Z danych BIG InfoMonitor oraz Biura Informacji Kredytowej wynika, że osób opóźniających spłatę różnego rodzaju rachunków oraz rat kredytowych w I kwartale 2017 r. jest więcej o 124 tys. Obecnie jest ich 2 446 477, o 5,3 proc. więcej niż na koniec 2016 r. Zwiększyła się przede wszystkim liczba osób niepłacących zobowiązań pozakredytowych, w skład których wchodzą m.in. niezapłacone rachunki za telefon i internet, telewizję kablową, raty pożyczek, alimenty, czynsze, kary za jazdę bez biletów, czy też należności windykowane. Jednoczesne kłopoty z płatnościami pozakredytowymi i kredytowymi ma ponad 473 tys. osób, czyli prawie co piąta osoba.

Wartość zaległości pozakredytowych i kredytowych wzrosła w opisywanym czasie o 1,97 mld zł (3,7 proc.) do kwoty 55,66 mld zł. W tym 27,72 mld zł to długi tzw. pozakredytowe, a 27,94 mld zł to zadłużenie wynikające z umów kredytowych.

A jak Pomorze wygląda na tle kraju? Według danych na koniec marca tego roku łączna kwota zadłużenia wynosi ponad 4 mld zł, a dług tej wysokości należy w sumie do 164 999 osób. Pod względem sumy zadłużenia zajmujemy piąte miejsce w kraju. Z kolej pod względem liczby osób z długami zajmujemy siódmą lokatę.

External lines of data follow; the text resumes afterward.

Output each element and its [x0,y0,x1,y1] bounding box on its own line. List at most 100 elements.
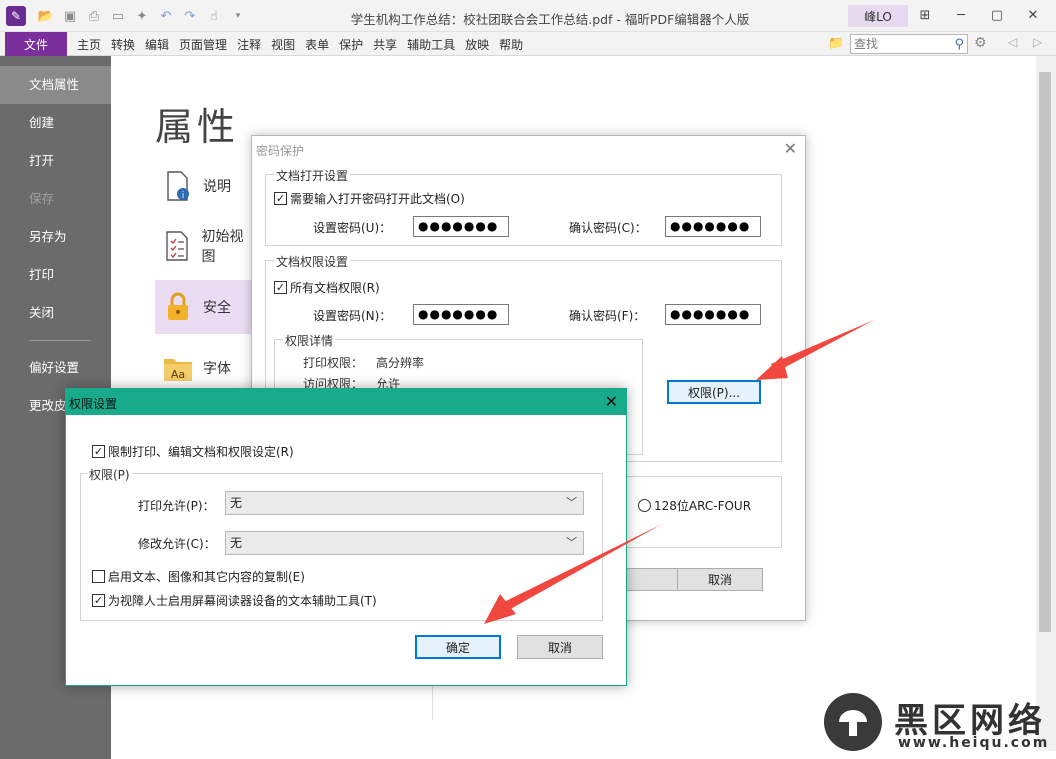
user-account-button[interactable]: 峰LO [848,5,908,27]
tab-edit[interactable]: 编辑 [145,36,176,53]
checklist-icon [161,229,193,263]
property-security[interactable]: 安全 [155,280,255,334]
nav-back-icon[interactable]: ◁ [1008,35,1017,49]
close-icon[interactable]: ✕ [1018,4,1048,26]
nav-forward-icon[interactable]: ▷ [1033,35,1042,49]
sidebar-item-save: 保存 [29,191,55,206]
sidebar-item-print[interactable]: 打印 [0,256,111,294]
all-permissions-label: 所有文档权限(R) [290,281,380,295]
checkbox-checked-icon: ✓ [92,445,105,458]
tab-comment[interactable]: 注释 [237,36,268,53]
permission-dialog-close-icon[interactable]: ✕ [605,392,618,411]
confirm-password-c-label: 确认密码(C)： [569,221,647,235]
search-icon[interactable]: ⚲ [954,36,964,54]
ribbon-tabs: 主页 转换 编辑 页面管理 注释 视图 表单 保护 共享 辅助工具 放映 帮助 [77,32,533,56]
title-bar: ✎ 📂 ▣ ⎙ ▭ ✦ ↶ ↷ ☝ ▾ 学生机构工作总结：校社团联合会工作总结.… [0,0,1056,32]
password-dialog-close-icon[interactable]: ✕ [784,139,797,158]
sidebar-item-document-properties[interactable]: 文档属性 [0,66,111,104]
enable-copy-label: 启用文本、图像和其它内容的复制(E) [108,570,305,584]
search-input[interactable]: 查找 ⚲ [850,34,968,54]
ribbon-menu-bar: 文件 主页 转换 编辑 页面管理 注释 视图 表单 保护 共享 辅助工具 放映 … [0,32,1056,56]
ok-button[interactable]: 确定 [415,635,501,659]
sidebar-item-create[interactable]: 创建 [0,104,111,142]
modify-allow-select[interactable]: 无 ﹀ [225,531,584,555]
print-permission-label: 打印权限： [303,356,364,370]
property-initial-view[interactable]: 初始视图 [155,220,255,272]
sidebar-item-save-as[interactable]: 另存为 [0,218,111,256]
checkbox-checked-icon: ✓ [92,594,105,607]
checkbox-checked-icon: ✓ [274,281,287,294]
tab-file[interactable]: 文件 [5,32,67,56]
permission-dialog-title: 权限设置 [69,397,118,411]
confirm-password-f-label: 确认密码(F)： [569,309,646,323]
page-title: 属性 [155,105,240,149]
watermark: 黑区网络 www.heiqu.com [824,693,1054,755]
tab-form[interactable]: 表单 [305,36,336,53]
open-settings-group: 文档打开设置 ✓ 需要输入打开密码打开此文档(O) 设置密码(U)： ●●●●●… [265,167,782,246]
tab-page-management[interactable]: 页面管理 [179,36,234,53]
property-initial-view-label: 初始视图 [201,229,244,265]
print-permission-value: 高分辨率 [376,356,425,370]
sidebar-divider [29,340,91,341]
encryption-option-label: 128位ARC-FOUR [654,499,752,513]
tab-help[interactable]: 帮助 [499,36,530,53]
checkbox-unchecked-icon [92,570,105,583]
all-permissions-checkbox[interactable]: ✓ 所有文档权限(R) [274,279,380,296]
tab-view[interactable]: 视图 [271,36,302,53]
property-description[interactable]: i 说明 [155,160,255,212]
scrollbar-thumb[interactable] [1039,72,1051,632]
settings-gear-icon[interactable]: ⚙ [974,35,987,51]
chevron-down-icon: ﹀ [566,536,577,549]
open-password-confirm-field[interactable]: ●●●●●●● [665,216,761,237]
password-dialog-title: 密码保护 [256,144,305,158]
permission-details-label: 权限详情 [283,332,336,349]
encryption-128-arcfour-radio[interactable]: 128位ARC-FOUR [638,497,751,514]
tab-protect[interactable]: 保护 [339,36,370,53]
mushroom-logo-icon [824,693,882,751]
folder-search-icon[interactable]: 📁 [828,36,844,51]
permission-settings-group-label: 文档权限设置 [274,253,351,270]
layout-icon[interactable]: ⊞ [910,4,940,26]
screen-reader-label: 为视障人士启用屏幕阅读器设备的文本辅助工具(T) [108,594,377,608]
search-placeholder: 查找 [854,37,879,51]
property-description-label: 说明 [203,179,231,195]
sidebar-item-preferences[interactable]: 偏好设置 [0,349,111,387]
permissions-button[interactable]: 权限(P)... [667,380,761,404]
modify-allow-value: 无 [230,536,243,550]
tab-home[interactable]: 主页 [77,36,108,53]
tab-share[interactable]: 共享 [373,36,404,53]
restrict-label: 限制打印、编辑文档和权限设定(R) [108,445,294,459]
sidebar-item-close[interactable]: 关闭 [0,294,111,332]
set-password-u-label: 设置密码(U)： [313,221,392,235]
set-password-n-label: 设置密码(N)： [313,309,392,323]
open-settings-group-label: 文档打开设置 [274,167,351,184]
require-open-password-checkbox[interactable]: ✓ 需要输入打开密码打开此文档(O) [274,190,465,207]
permission-password-field[interactable]: ●●●●●●● [413,304,509,325]
maximize-icon[interactable]: ▢ [982,4,1012,26]
password-dialog-cancel-button[interactable]: 取消 [677,568,763,591]
font-folder-icon: Aa [161,351,195,385]
print-allow-select[interactable]: 无 ﹀ [225,491,584,515]
property-fonts-label: 字体 [203,361,231,377]
checkbox-checked-icon: ✓ [274,192,287,205]
minimize-icon[interactable]: ─ [946,4,976,26]
permission-dialog-body: ✓ 限制打印、编辑文档和权限设定(R) 权限(P) 打印允许(P)： 无 ﹀ 修… [66,415,626,685]
enable-copy-checkbox[interactable]: 启用文本、图像和其它内容的复制(E) [92,568,305,585]
permission-dialog-titlebar: 权限设置 ✕ [66,389,626,415]
tab-accessibility[interactable]: 辅助工具 [407,36,462,53]
property-security-label: 安全 [203,300,231,316]
svg-text:i: i [182,191,185,201]
restrict-checkbox[interactable]: ✓ 限制打印、编辑文档和权限设定(R) [92,443,294,460]
watermark-url: www.heiqu.com [898,735,1050,751]
tab-slideshow[interactable]: 放映 [465,36,496,53]
permissions-group-label: 权限(P) [87,466,132,483]
sidebar-item-open[interactable]: 打开 [0,142,111,180]
require-open-password-label: 需要输入打开密码打开此文档(O) [290,192,465,206]
tab-convert[interactable]: 转换 [111,36,142,53]
cancel-button[interactable]: 取消 [517,635,603,659]
permission-password-confirm-field[interactable]: ●●●●●●● [665,304,761,325]
screen-reader-checkbox[interactable]: ✓ 为视障人士启用屏幕阅读器设备的文本辅助工具(T) [92,592,377,609]
property-fonts[interactable]: Aa 字体 [155,342,255,394]
open-password-field[interactable]: ●●●●●●● [413,216,509,237]
permission-settings-dialog: 权限设置 ✕ ✓ 限制打印、编辑文档和权限设定(R) 权限(P) 打印允许(P)… [65,388,627,686]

Średnia wartość zaległości przypadająca na osobę w porównaniu z danymi z końca minionego roku spadła o 369 zł, do 22 750 zł. Jej spadek odnotowano w prawie wszystkich grupach wiekowych, największy wśród najmłodszych dłużników między 18 a 24 rokiem życia - z 5,4 tys. zł do 4,5 tys. zł. Nie zmieniła się najwyższa średnia zaległego zadłużenia przypadają na osoby między 45 a 54 rokiem życia, wynosi 30,9 tys. zł. Znacząca jest również wśród 35-44 latków - 27,5 tys. zł. W przypadku obu grup wiekowych spore znaczenie mają niespłacane kredyty mieszkaniowe. Przeciętna zaległość z tego tytułu wynosi niemal 213,6 tys. zł i to po spadku o blisko 600 zł. Regułą jest, że w każdej grupie wiekowej średnia wartość zaległości kredytowej jest dwa razy wyższa od zaległości pozakredytowej.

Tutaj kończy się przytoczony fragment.